During the campaign, Barack Obama got tagged for being too much of a celebrity, with a famous ad that displayed images of the then-Senator interspersed with photos of Britney Spears and Paris Hilton. So, my first thought upon hearing the news that Obama intends to name Dr. Sanjay Gupta of CNN fame as the next Surgeon General was, "Here we go again." But, my second thought was that this appointment makes a great deal of sense.
The Surgeon General’s job is not to devise cutting edge technological or medical advances. His or her job is to further the public health of the nation and on three issues especially, the principal need is for someone who can communicate effectively with the public, especially with young people. Gupta is a star in front of the camera and if anyone can devise a way to reach young people and change their behaviors, it is him.
Obesity is an epidemic among the nation’s youth. But, if you read what they read, magazines about celebrities and reality television personalities (and it is better to put pins in your eyes than to have to read what they read), you would think that anorexia is the nation’s foremost medical problem. Every time a Hollywood starlet puts on a few pounds, her career is endangered. A trip to the health spa is not about being healthy; it is about being thin. This has to change.
Gupta can take a page from his predecessors’ who realized that to get teenagers to stop smoking they had to make smoking uncool. Sexy became linked to good health and good breath, movies no longer featured sultry stars taking slow drags on their cigarettes, a series of ads directed specifically at young people painted smokers as ignorant bumpkins who should no better. It worked. Smoking rates plummeted.
Unintended pregnancy is another urgent issue. I am not a creative sort, so I am not sure how you convince teenagers with raging hormonal issues that sex is uncool. But, I think Gupta can find ways to convince kids that an unintended pregnancy is definitely uncool. These cultural waters are treacherous, given the variety of views about contraception, sex education, parental rights, etc. But, there is broad agreement that preventing unintended pregnancies is critical in the effort to lower the abortion rate, so the possibility of finding some common ground is worth the effort.
HIV/AIDS is on the rise among young people, especially among young African-American males.
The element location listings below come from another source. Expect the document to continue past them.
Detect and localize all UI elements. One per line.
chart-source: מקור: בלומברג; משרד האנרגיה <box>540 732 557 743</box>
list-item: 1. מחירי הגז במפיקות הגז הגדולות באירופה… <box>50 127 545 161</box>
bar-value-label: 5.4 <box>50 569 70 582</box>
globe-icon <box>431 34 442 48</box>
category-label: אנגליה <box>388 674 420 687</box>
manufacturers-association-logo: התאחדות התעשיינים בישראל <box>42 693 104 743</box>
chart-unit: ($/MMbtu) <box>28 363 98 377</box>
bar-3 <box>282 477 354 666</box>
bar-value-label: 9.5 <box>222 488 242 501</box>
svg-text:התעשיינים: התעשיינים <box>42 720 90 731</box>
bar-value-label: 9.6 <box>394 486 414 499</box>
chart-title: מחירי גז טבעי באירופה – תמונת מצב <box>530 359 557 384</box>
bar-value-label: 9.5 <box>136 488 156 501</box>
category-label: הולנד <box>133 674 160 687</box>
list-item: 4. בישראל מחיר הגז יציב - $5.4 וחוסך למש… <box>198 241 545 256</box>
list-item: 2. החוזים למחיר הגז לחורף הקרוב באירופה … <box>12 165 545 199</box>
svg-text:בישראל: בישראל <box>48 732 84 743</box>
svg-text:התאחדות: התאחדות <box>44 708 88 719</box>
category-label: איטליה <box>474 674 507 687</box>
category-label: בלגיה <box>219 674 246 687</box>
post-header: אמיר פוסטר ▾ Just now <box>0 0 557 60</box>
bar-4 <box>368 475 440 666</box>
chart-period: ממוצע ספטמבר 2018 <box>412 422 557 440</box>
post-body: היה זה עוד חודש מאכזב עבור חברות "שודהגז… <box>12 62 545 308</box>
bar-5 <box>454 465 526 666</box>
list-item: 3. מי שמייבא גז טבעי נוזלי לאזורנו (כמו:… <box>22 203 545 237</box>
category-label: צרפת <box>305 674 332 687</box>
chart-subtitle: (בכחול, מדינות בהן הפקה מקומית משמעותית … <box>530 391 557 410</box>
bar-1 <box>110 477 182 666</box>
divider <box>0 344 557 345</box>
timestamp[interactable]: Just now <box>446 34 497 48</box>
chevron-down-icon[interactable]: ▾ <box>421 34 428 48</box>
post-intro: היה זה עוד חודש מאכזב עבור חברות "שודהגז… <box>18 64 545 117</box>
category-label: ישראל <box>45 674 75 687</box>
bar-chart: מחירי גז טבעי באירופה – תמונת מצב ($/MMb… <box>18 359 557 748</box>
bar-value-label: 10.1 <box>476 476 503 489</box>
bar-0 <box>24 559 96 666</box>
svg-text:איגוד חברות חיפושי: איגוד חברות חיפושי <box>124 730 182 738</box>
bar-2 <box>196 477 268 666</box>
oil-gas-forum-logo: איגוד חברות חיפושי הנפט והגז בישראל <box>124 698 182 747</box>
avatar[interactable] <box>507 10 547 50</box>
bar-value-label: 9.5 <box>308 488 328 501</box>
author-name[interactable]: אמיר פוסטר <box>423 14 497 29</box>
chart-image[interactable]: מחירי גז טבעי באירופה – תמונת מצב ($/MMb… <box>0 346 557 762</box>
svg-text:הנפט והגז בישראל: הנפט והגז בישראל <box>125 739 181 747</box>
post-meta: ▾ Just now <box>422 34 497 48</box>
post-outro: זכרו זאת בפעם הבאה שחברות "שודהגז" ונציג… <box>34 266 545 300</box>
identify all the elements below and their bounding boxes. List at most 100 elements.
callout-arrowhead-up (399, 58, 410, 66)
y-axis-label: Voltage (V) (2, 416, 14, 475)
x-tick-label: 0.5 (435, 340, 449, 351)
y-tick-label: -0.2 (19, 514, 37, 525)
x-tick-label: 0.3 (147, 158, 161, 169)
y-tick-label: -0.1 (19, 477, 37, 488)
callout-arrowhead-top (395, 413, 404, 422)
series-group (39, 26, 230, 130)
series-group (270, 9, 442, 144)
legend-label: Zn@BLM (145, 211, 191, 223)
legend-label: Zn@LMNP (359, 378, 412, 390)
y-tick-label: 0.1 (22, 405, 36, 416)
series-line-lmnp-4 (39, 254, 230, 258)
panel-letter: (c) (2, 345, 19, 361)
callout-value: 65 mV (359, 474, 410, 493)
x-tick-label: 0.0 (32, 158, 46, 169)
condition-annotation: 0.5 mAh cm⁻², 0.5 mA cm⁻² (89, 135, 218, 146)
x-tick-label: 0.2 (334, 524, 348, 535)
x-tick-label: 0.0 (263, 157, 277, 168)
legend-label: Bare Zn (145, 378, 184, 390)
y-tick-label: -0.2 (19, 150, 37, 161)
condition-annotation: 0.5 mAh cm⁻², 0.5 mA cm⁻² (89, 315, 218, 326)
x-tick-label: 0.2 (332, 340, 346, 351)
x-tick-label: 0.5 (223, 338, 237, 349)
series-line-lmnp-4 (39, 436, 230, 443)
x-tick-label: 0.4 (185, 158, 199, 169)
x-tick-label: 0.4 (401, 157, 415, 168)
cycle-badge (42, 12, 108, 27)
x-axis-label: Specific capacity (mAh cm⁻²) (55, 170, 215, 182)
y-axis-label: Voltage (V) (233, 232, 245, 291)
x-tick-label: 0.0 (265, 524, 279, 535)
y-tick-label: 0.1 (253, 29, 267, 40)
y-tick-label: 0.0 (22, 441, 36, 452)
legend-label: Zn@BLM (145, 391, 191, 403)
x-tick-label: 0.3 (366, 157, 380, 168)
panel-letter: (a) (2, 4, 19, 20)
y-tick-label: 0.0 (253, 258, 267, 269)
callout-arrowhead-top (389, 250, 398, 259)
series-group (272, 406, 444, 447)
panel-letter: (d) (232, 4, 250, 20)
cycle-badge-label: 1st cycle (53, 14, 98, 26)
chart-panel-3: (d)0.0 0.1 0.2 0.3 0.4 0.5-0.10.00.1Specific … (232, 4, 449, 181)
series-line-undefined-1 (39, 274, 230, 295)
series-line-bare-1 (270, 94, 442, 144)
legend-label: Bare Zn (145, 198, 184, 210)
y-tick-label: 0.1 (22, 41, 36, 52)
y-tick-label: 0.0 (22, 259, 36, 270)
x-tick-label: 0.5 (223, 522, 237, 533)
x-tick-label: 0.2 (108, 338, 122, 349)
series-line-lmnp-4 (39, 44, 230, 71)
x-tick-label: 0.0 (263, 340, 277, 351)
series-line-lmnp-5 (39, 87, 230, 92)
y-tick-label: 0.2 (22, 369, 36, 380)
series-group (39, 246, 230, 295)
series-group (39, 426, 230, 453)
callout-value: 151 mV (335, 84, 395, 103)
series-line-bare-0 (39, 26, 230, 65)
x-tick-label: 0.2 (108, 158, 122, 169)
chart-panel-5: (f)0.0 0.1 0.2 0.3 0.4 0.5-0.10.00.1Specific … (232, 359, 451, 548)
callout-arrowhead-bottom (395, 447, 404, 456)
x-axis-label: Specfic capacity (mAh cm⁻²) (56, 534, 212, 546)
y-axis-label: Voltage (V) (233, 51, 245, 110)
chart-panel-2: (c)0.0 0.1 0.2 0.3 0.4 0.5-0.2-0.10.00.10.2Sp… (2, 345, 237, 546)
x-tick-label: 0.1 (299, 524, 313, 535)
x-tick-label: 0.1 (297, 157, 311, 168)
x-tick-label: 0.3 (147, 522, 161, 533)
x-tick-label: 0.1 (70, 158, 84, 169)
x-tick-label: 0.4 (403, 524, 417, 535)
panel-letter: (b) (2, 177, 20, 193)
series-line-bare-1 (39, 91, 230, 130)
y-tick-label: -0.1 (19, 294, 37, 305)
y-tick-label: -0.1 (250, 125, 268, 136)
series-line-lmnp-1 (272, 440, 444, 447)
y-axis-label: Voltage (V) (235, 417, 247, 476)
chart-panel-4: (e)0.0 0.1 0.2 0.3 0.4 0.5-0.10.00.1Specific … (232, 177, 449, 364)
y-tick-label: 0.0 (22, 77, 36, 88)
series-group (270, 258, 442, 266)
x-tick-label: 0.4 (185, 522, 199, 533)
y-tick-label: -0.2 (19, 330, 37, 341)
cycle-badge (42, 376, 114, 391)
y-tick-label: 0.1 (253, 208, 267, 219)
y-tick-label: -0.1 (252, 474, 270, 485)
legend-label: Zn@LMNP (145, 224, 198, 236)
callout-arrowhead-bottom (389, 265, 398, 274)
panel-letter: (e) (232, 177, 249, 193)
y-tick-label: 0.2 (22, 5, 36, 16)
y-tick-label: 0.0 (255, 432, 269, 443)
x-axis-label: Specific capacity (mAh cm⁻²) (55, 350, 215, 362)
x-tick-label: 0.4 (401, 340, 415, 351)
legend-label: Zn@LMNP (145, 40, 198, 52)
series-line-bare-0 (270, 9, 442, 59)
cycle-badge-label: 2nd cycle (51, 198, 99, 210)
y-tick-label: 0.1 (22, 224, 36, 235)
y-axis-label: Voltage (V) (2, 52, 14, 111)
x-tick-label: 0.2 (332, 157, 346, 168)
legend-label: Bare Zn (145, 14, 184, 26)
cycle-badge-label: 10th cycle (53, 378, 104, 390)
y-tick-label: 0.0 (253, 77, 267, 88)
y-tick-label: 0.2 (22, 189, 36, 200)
A five-city study by the Center for Disease Control in 2005 showed that among young gay black males, the infection rate was 46 percent, a rate that rivals sub-Saharan Africa. Shame on the mostly white, and mostly well off, leadership of gay rights organizations for putting gay marriage ahead of fighting HIV/AIDS at the top of their agenda. Gupta needs to shine a bright light on this issue, enlist the aid of churches, community organizations and cultural stars like actors and ball players to address this horrific and avoidable epidemic. We know how to stop the spread of HIV/AIDS but we have not figured out how to get that information to the young people who need it.
There is a lesson here for the pro-life community as well. In America’s star-crazed culture, one of the ways to make people see the value in adoption over abortion, in abstinence over sexual promiscuity, is to make good choices cool. Some kids listen to their pastors but others listen to their sports heroes and favorite actors. Did I miss the statements from the pro-life leaders or the bishops praising Brad Pitt and Angelina Jolie for adopting? I am not a fan of the star-crazed aspects of our culture, but they are a fact, and if we can raise the adoption rate by using them, so be it.
The Gupta nomination makes sense. Let’s hope he can make a change in some of these public health challenges.